Incorporating External Risk Information with the Cox Model under Population Heterogeneity: Applications to Trans-Ancestry Polygenic Hazard Scores

Di Wang,Wen Ye,Ji Zhu,Gongjun Xu,Weijing Tang,Matthew Zawistowski,Lars G. Fritsche,Kevin He
DOI: https://doi.org/10.48550/arXiv.2302.11123
2023-02-22
Abstract:Polygenic hazard score (PHS) models designed for European ancestry (EUR) individuals provide ample information regarding survival risk discrimination. Incorporating such information can improve the performance of risk discrimination in an internal small-sized non-EUR cohort. However, given that external EUR-based model and internal individual-level data come from different populations, ignoring population heterogeneity can introduce substantial bias. In this paper, we develop a Kullback-Leibler-based Cox model (CoxKL) to integrate internal individual-level time-to-event data with external risk scores derived from published prediction models, accounting for population heterogeneity. Partial-likelihood-based KL information is utilized to measure the discrepancy between the external risk information and the internal data. We establish the asymptotic properties of the CoxKL estimator. Simulation studies show that the integration model by the proposed CoxKL method achieves improved estimation efficiency and prediction accuracy. We applied the proposed method to develop a trans-ancestry PHS model for prostate cancer and found that integrating a previously published EUR-based PHS with an internal genotype data of African ancestry (AFR) males yielded considerable improvement on the prostate cancer risk discrimination.
Methodology,Applications
What problem does this paper attempt to address?

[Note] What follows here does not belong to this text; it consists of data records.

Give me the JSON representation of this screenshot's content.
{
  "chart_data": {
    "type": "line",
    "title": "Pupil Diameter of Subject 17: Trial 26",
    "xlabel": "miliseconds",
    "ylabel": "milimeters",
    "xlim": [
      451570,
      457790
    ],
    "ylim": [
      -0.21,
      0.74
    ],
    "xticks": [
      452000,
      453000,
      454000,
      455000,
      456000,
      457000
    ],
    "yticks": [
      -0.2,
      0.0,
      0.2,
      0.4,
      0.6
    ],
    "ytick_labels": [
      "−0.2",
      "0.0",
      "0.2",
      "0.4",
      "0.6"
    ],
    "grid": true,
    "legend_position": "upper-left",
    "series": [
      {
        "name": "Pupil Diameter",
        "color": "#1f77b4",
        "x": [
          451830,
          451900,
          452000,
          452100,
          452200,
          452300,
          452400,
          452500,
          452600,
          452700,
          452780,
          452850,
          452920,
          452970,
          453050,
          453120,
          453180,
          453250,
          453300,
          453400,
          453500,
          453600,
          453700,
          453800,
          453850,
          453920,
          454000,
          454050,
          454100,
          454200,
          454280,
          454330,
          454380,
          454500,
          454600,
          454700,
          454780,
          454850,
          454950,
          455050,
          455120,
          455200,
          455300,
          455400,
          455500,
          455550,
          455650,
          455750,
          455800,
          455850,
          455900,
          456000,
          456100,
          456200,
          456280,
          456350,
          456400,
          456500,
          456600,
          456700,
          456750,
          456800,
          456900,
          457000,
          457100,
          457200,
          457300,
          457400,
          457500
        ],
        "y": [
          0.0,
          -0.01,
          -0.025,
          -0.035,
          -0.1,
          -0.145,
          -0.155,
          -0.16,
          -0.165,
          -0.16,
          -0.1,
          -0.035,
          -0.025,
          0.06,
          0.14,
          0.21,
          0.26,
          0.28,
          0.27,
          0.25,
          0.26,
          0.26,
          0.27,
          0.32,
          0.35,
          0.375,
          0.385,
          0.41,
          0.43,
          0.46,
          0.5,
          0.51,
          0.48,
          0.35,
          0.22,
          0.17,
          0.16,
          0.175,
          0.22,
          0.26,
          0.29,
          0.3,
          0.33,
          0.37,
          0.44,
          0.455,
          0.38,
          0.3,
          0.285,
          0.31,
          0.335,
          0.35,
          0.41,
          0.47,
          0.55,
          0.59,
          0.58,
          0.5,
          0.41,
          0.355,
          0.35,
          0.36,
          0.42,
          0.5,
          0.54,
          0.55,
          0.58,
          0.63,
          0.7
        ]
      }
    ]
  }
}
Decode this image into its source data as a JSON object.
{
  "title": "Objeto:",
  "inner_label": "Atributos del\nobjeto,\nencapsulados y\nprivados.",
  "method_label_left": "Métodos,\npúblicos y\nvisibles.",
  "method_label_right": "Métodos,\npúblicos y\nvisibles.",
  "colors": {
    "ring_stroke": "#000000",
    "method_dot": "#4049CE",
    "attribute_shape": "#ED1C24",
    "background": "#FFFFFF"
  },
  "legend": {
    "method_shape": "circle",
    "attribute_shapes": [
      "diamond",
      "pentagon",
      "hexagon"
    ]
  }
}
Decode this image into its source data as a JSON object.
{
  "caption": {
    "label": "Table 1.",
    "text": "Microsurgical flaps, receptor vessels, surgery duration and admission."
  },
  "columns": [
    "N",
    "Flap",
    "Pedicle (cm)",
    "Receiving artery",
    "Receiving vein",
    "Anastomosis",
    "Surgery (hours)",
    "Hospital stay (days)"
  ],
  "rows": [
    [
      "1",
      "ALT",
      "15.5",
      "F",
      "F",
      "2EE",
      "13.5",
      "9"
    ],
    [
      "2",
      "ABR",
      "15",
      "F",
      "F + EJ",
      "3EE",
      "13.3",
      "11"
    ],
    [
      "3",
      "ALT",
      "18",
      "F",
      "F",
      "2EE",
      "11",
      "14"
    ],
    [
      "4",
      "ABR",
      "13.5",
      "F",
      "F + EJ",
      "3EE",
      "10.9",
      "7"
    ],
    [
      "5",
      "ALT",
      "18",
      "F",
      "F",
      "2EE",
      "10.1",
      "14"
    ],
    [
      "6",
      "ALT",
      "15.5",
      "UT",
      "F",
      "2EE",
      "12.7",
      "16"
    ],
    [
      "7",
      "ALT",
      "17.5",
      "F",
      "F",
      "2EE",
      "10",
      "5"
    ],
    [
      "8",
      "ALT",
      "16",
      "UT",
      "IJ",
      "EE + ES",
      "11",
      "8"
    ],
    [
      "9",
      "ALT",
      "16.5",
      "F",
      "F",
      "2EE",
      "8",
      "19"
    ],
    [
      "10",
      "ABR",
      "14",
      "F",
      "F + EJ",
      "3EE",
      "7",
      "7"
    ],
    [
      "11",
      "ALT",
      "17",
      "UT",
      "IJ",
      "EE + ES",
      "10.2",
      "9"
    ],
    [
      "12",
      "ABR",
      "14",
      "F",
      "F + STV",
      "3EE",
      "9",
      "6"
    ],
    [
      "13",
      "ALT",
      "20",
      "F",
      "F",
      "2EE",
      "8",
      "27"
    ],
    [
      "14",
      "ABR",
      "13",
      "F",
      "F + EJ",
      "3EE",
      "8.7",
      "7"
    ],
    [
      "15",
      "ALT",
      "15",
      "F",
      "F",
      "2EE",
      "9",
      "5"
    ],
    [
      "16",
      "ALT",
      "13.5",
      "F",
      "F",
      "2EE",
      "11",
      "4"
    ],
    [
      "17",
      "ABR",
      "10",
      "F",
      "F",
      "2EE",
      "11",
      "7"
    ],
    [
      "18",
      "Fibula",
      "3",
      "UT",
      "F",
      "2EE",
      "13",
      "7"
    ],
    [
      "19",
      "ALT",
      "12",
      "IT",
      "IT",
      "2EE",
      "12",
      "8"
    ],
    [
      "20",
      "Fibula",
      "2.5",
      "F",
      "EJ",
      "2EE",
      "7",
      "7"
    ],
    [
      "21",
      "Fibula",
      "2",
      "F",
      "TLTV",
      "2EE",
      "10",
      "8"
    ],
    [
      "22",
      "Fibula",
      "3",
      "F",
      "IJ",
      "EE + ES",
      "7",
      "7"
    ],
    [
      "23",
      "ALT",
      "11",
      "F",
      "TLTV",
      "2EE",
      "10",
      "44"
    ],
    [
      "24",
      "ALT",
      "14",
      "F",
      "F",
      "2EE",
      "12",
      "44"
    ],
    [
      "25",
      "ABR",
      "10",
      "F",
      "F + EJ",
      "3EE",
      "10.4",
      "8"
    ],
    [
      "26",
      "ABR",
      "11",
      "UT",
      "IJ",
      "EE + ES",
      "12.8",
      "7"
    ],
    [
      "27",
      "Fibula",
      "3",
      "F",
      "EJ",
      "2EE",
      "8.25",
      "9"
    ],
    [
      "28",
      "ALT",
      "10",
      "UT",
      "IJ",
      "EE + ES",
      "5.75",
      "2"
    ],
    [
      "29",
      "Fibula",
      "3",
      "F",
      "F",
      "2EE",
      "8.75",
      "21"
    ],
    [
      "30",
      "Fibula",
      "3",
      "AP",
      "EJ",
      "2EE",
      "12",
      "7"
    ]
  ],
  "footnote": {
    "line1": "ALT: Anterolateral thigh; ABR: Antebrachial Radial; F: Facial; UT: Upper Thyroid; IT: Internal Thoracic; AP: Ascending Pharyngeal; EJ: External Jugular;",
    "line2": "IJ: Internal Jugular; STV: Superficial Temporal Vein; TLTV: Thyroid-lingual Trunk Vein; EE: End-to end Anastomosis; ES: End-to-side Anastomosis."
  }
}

The main problem that this paper attempts to solve is how to effectively integrate external risk information and internal individual - level data to improve the performance of survival risk discrimination models in the presence of population heterogeneity. Specifically, the paper focuses on how to use the existing polygenic hazard score (PHS) model based on European ancestry (EUR) to improve prostate cancer risk assessment in non - European - ancestry (non - EUR) populations. Since the direct application of the EUR - based PHS model to non - EUR populations has limited utility, and building a PHS model for non - EUR populations faces problems such as small sample size, high dimension, and low signal - to - noise ratio, it is necessary to develop a method that can combine the risk information in the published prediction models based on EUR individuals with the individual - level data collected from non - EUR cohorts, automatically measure the heterogeneity between different populations, and effectively balance the contributions of each information source. To solve this problem, the authors propose a Cox model based on Kullback - Leibler (KL) information (CoxKL), which can integrate internal individual - level time - to - event data and external risk scores derived from published prediction models while taking into account population heterogeneity. By measuring the difference between external risk information and internal data through partial - likelihood KL information, the CoxKL model can improve estimation efficiency and prediction accuracy while maintaining computational efficiency. In addition, the paper also extends the CoxKL model and proposes CoxKL - LASSO, which is suitable for handling high - dimensional cross - ancestry PHS problems, such as the development of cross - ancestry PHS models for prostate cancer in African - ancestry (AFR) men.